Текущее

Сигурд

Лёд сходится над полыньёй.
Крашеный серою кровью морских чудовищ,
густой и гулкий лёд, как брёвна
или одеревеневшие тела утопленников, что смотрят в небо.
С пустым деревянным стуком льдины сходятся над полыньёй небесного цвета.
Мёртвое тело небесного цвета плывёт,
хрупкие руки разжаты, их лижут чудища моря,
серое море небесного цвета скрежещет их кровью,
их тела — кристаллы, что смотрят в пустое небо,
с деревянным стуком затылками бьются над полыньёй.

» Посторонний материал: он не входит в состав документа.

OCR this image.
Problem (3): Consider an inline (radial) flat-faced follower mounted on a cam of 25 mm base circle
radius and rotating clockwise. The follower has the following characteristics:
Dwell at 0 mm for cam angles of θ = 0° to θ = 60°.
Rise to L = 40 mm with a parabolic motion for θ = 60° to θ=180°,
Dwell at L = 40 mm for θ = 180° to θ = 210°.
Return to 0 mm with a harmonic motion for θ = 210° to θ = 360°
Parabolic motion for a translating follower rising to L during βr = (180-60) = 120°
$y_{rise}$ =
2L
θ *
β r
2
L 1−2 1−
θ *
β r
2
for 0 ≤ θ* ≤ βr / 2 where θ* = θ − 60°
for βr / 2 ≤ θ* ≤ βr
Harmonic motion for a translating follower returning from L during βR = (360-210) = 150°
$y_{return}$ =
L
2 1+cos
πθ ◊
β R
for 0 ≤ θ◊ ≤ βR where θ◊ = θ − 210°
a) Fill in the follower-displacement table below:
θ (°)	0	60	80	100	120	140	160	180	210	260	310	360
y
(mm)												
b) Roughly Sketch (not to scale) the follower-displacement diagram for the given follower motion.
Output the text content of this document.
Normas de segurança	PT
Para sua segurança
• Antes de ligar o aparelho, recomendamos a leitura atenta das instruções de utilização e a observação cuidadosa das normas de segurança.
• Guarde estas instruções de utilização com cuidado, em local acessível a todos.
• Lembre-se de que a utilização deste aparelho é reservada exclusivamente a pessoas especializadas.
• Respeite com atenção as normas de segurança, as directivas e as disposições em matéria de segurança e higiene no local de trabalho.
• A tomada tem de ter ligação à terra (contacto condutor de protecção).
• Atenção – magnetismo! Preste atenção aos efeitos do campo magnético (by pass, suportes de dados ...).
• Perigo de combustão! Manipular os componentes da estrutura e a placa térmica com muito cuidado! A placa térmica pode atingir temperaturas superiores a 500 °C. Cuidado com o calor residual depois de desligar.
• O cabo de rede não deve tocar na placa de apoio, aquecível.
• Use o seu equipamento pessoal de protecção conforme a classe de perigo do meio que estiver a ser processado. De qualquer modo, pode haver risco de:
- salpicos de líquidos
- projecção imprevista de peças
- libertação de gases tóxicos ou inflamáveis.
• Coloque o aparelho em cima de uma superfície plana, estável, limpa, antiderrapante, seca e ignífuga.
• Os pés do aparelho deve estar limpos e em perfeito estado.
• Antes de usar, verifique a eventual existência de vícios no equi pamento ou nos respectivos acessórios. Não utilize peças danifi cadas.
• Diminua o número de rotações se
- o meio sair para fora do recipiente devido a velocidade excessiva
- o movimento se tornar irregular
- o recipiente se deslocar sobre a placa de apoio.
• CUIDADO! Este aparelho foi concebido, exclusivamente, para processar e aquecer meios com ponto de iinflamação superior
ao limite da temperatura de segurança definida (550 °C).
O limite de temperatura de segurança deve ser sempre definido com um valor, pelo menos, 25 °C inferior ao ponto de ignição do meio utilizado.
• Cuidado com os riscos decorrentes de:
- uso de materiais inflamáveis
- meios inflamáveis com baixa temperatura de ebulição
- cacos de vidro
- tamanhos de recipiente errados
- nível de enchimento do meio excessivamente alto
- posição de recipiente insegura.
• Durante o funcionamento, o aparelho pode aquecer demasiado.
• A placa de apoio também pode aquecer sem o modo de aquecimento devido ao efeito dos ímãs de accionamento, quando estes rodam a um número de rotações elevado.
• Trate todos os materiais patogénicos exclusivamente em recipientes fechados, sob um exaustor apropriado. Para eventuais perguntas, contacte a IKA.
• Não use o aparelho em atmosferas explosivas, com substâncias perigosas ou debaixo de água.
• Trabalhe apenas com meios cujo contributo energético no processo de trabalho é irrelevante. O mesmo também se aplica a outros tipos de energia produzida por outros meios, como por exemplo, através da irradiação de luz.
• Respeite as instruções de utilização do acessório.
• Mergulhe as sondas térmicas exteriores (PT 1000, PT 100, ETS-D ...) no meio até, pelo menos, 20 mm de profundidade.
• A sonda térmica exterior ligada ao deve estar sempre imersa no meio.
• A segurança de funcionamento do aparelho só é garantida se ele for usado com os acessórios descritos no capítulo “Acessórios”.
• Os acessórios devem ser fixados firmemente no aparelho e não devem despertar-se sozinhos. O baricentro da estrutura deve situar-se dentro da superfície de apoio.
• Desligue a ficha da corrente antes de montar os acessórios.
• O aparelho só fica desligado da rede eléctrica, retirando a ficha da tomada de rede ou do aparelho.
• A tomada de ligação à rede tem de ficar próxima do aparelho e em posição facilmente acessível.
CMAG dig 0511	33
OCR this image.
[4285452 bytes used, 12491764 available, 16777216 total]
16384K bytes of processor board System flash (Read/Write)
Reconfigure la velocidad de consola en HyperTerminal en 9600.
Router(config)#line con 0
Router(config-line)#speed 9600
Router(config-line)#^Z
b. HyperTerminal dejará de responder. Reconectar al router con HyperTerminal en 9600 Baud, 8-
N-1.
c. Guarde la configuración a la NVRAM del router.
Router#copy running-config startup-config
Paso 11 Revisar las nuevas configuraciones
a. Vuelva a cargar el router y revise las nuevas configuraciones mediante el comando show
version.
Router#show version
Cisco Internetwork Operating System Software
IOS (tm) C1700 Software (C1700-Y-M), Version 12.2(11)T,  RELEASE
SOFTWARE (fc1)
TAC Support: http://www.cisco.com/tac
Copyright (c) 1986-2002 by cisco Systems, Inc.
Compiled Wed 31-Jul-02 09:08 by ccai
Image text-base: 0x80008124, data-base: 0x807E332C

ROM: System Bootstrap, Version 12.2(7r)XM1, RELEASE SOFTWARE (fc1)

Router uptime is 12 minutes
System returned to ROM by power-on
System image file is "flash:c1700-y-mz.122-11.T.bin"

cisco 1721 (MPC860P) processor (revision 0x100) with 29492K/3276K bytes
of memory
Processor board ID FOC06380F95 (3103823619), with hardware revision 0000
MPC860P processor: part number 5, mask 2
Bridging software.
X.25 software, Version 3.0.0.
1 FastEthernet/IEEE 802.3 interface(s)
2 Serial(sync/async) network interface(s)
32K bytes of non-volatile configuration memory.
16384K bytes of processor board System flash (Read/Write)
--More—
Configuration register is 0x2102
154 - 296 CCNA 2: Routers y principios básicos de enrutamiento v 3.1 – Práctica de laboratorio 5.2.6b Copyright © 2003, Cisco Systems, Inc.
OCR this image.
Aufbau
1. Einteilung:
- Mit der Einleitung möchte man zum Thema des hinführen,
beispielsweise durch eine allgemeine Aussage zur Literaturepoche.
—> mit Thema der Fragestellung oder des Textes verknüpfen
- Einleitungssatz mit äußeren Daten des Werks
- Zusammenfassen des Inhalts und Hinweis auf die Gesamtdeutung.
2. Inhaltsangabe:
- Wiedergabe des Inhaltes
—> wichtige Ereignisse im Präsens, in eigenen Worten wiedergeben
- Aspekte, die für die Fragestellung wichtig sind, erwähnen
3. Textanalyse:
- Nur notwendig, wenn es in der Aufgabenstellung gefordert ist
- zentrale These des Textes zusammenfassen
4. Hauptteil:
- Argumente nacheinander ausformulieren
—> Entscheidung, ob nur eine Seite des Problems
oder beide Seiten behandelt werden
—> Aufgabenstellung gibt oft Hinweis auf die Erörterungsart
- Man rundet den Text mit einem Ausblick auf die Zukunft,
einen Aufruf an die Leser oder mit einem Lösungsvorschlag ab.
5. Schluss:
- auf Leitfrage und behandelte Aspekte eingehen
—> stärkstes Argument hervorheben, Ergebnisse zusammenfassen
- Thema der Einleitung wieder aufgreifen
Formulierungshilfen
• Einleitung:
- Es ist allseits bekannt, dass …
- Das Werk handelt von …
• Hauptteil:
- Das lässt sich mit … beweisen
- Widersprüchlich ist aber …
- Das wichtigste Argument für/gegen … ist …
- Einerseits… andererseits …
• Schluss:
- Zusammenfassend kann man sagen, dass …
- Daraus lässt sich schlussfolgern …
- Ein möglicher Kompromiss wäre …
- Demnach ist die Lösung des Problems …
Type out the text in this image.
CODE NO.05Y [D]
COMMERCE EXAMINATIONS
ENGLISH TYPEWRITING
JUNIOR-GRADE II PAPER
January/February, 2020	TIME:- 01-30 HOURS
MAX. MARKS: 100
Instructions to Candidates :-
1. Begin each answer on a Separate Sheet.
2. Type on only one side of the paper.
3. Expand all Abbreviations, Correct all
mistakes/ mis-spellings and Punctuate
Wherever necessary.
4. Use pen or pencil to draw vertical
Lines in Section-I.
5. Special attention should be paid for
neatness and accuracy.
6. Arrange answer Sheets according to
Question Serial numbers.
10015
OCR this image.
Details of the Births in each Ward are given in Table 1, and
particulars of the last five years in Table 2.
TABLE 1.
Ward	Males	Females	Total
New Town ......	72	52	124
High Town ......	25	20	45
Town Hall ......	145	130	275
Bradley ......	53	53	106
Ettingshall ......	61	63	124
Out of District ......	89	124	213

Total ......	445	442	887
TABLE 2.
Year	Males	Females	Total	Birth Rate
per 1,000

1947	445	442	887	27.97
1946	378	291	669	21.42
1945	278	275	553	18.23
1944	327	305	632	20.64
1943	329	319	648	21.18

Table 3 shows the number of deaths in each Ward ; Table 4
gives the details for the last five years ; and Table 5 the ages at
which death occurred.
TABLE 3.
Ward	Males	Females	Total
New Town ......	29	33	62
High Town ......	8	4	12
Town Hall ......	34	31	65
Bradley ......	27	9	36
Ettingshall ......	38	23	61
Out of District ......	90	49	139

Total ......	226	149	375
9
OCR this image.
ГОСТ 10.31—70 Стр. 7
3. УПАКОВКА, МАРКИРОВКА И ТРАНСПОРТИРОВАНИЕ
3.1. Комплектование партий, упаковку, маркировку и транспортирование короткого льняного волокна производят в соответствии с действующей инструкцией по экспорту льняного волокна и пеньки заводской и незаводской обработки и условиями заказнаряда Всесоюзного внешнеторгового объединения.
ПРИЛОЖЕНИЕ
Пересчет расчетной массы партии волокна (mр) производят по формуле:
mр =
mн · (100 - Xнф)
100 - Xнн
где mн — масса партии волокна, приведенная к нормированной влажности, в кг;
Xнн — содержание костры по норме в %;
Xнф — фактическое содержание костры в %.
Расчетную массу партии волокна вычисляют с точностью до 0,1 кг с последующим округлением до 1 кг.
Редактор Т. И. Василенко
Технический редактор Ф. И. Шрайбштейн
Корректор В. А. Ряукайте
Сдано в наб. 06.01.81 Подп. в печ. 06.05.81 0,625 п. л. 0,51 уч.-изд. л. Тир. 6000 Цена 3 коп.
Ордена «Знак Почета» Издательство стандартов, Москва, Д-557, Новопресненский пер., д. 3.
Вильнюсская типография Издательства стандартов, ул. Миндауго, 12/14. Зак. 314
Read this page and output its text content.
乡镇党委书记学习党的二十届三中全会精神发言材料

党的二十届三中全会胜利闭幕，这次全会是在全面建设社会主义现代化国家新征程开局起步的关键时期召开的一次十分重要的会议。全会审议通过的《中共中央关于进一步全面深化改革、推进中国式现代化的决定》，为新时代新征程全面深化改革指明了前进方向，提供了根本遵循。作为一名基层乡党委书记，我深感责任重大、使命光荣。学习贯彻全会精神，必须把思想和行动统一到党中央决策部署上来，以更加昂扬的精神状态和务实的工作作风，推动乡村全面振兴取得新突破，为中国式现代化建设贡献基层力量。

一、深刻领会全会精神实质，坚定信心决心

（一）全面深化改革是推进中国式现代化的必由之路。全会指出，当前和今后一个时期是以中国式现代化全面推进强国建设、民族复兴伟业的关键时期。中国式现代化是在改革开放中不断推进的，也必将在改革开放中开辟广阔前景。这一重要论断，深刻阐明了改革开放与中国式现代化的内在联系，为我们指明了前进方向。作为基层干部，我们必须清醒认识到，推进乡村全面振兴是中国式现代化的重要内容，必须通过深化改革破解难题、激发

Ты ловишь рыбу, бесконечная глубина.
Ты проста, как удар меча,
и если я брошусь в тебя, мой труп всплывёт под далёкими звёздами.
Там
господин ледяной бог Христос примет меч мой в дар себе,
меч, который связал воедино тысячи жизней и душ
не хуже, чем проповедь апостола.
Он игла для моей веры, бесконечная глубина.
Гюрид ткёт крестильную рубашку, её пальцы проворны, как стая рыб,
я же шью одежду своему ледяному богу,
его тело — кристалл в пустом распахнутом небе.
Видишь ли ты меня, бесконечная глубина?

Льдины сходятся в небе Иерусалима,
гулкий треск разносится над Константинополем.
Пять дней кряду казнили заложников,
пять дней кряду их головы падали с деревянным стуком на пол,
шёпот дрожащий стоял по ночам, как пар над хлевом.

Утром он просыпается в тёмной клетке комнаты,
встаёт, опираясь на меч, положенный с краю.
Молчащая голова, полная тёмной крови, стоит на деревянном стуле,
молчащая голова с глазами, что смотрят в небо.
Вот омовение, которое пробуждает,
вода, добытая смертью, её чистота превосходна, она красна и свежа.
Мёртвые дети язычников пришли и стоят под окном, как трава.
Лошадиная песня пространства разливается красным по горизонту.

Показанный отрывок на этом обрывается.